Grundgerüst vorgestellt
Das BLW hatte vergangenen November ein Grundgerüst für den Aufbau einer Qualitätsstrategie vorgestellt. Sie stützt sich auf die drei Säulen Qualitätsführerschaft, Qualitätspartnerschaft und Marktoffensive ab. Nun gehe es darum, der Strategie noch einen konkreten Inhalt zu geben, so Bötsch. Alle hätten eingesehen, dass es nur zusammen gehe. Die Landwirtschaft müsse sich mit den Verarbeitern, den Grossverteilern, aber auch der Tourismusbranche ins selbe Boot setzen. «Es stellt sich die Frage, ob eine gemeinsame Dachmarke ins Leben gerufen werden muss», erklärte Bötsch.
Emotionen, Leidenschaft und Überzeugung
Um vom Know-how erfolgreicher Branchen zu profitieren, waren Gastreferenten wie Jean-Claude Biver, Chef der erfolgreichen Luxusuhrenmarke Hublot und Alpbesitzer, eingeladen.

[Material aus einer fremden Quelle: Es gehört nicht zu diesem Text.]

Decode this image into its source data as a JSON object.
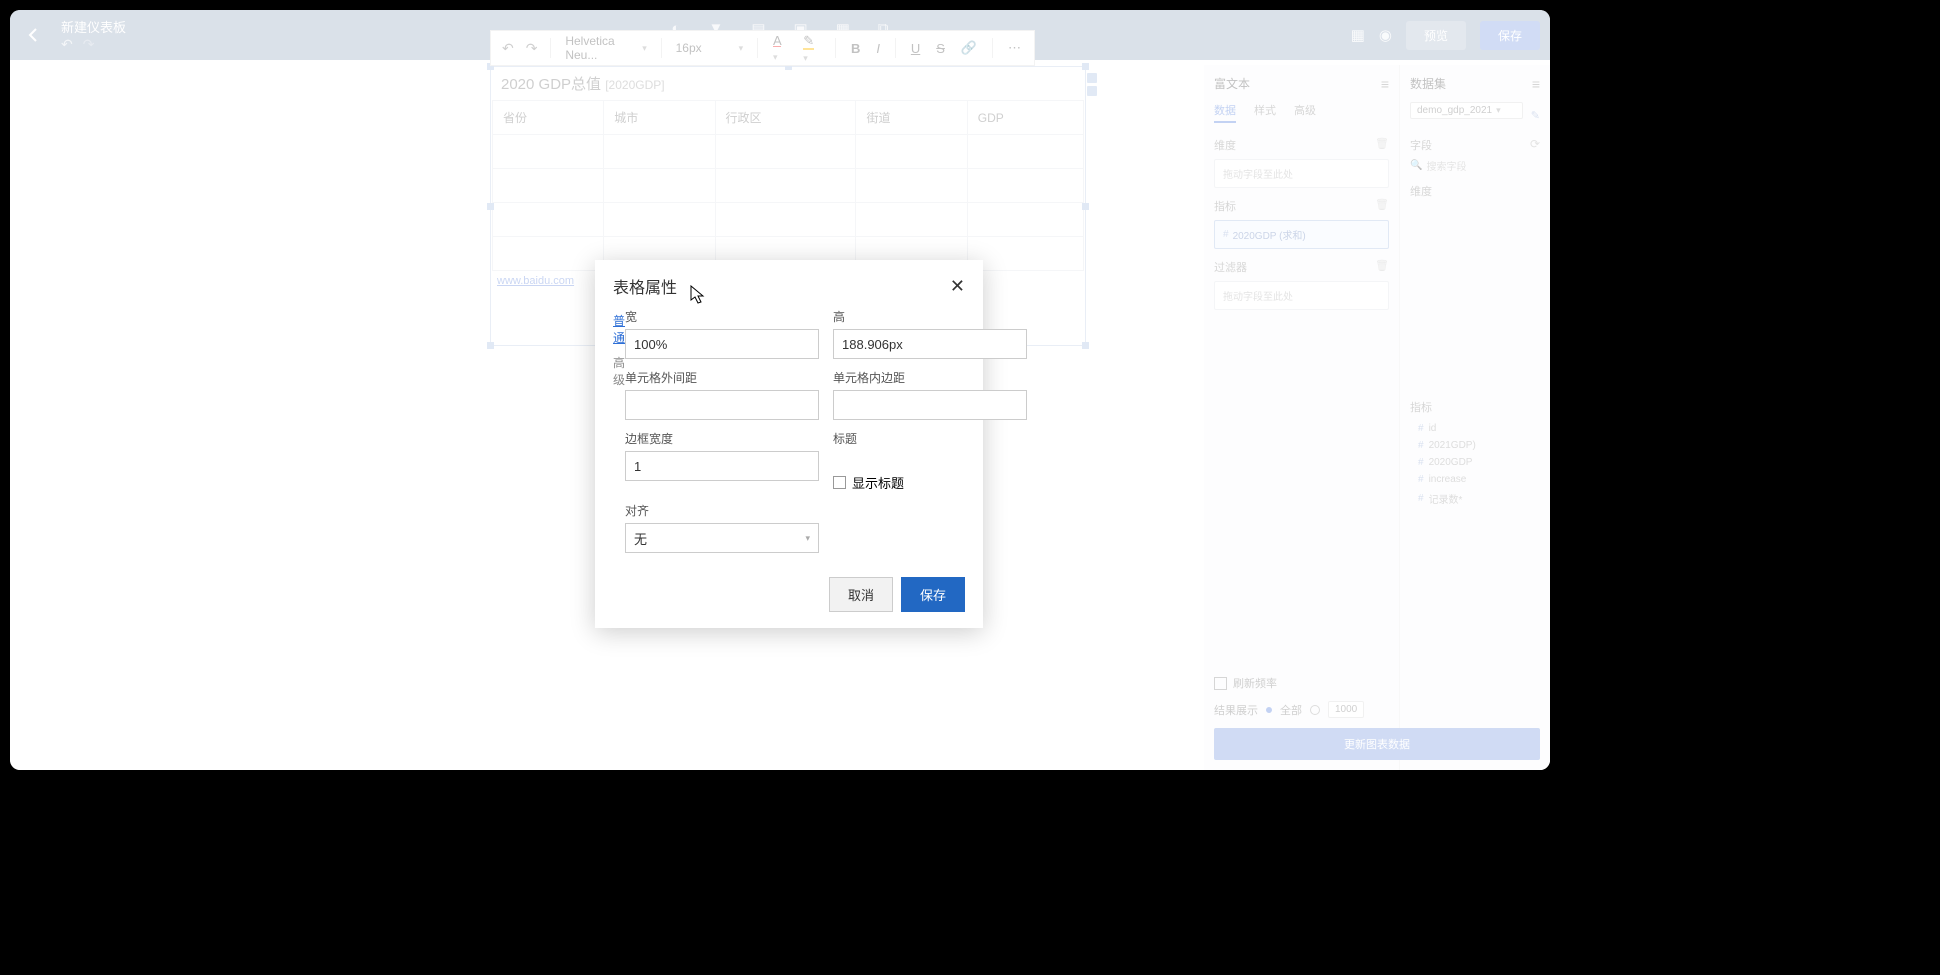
{
  "header": {
    "title": "新建仪表板",
    "preview_btn": "预览",
    "save_btn": "保存"
  },
  "toolbar": {
    "font_family": "Helvetica Neu...",
    "font_size": "16px"
  },
  "card": {
    "title_main": "2020 GDP总值",
    "title_code": "[2020GDP]",
    "columns": [
      "省份",
      "城市",
      "行政区",
      "街道",
      "GDP"
    ],
    "link": "www.baidu.com"
  },
  "right_panel": {
    "left_title": "富文本",
    "right_title": "数据集",
    "tabs": {
      "data": "数据",
      "style": "样式",
      "advanced": "高级"
    },
    "dimension_label": "维度",
    "drop_placeholder": "拖动字段至此处",
    "metric_label": "指标",
    "metric_value": "2020GDP (求和)",
    "filter_label": "过滤器",
    "dataset_selected": "demo_gdp_2021",
    "fields_label": "字段",
    "search_placeholder": "搜索字段",
    "dim_label": "维度",
    "metric_section": "指标",
    "fields": [
      "id",
      "2021GDP)",
      "2020GDP",
      "increase",
      "记录数*"
    ],
    "refresh_checkbox": "刷新频率",
    "result_label": "结果展示",
    "radio_all": "全部",
    "radio_num": "1000",
    "update_btn": "更新图表数据"
  },
  "modal": {
    "title": "表格属性",
    "nav_general": "普通",
    "nav_advanced": "高级",
    "width_label": "宽",
    "width_value": "100%",
    "height_label": "高",
    "height_value": "188.906px",
    "cell_spacing_label": "单元格外间距",
    "cell_padding_label": "单元格内边距",
    "border_width_label": "边框宽度",
    "border_width_value": "1",
    "caption_label": "标题",
    "show_caption": "显示标题",
    "align_label": "对齐",
    "align_value": "无",
    "cancel": "取消",
    "save": "保存"
  }
}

Von Biver könne man lernen, was es brauche, um gute Qualität in Wert zu setzen, sagte Bötsch. Neben Qualität und sauberem Handwerk brauche es vor allem Emotionen, Leidenschaft und Überzeugung beim Verkauf der Produkte, habe Biver aufgezeigt.
Zwingend müsse eine Qualitätssicherung vom Bauern bis hin ins Ladenregal auf die Beine gestellt werden. Die Produktesicherheit sei auf den Betrieben gewährleistet, doch eben nicht über die ganze Kette.
Auf die Frage, ob eine Qualitätsstrategie einen Hemmschuh für die Marktöffnung darstellen könnte, machte Bötsch klar, der Aufbau einer Qualitätsstrategie müsse so oder so erfolgen. Vielleicht seien die Streichungen bei der Absatzförderung auch darin begründet, dass man nicht überall überzeugt sei, diese Gelder seien gut eingesetzt.
Stolperstein Finanzierung
Mögliche Stolpersteine sieht Bötsch bei der Finanzierung. Auch bestehe noch Uneinigkeit, welchen Platz die aktuellen Labels zukünftig einnehmen werden. «Mit der Annahme der Motion Bourgeois zur Ernährungssouveränität erhalten wir Rückenwind», zeigte sich Bötsch zuversichtlich.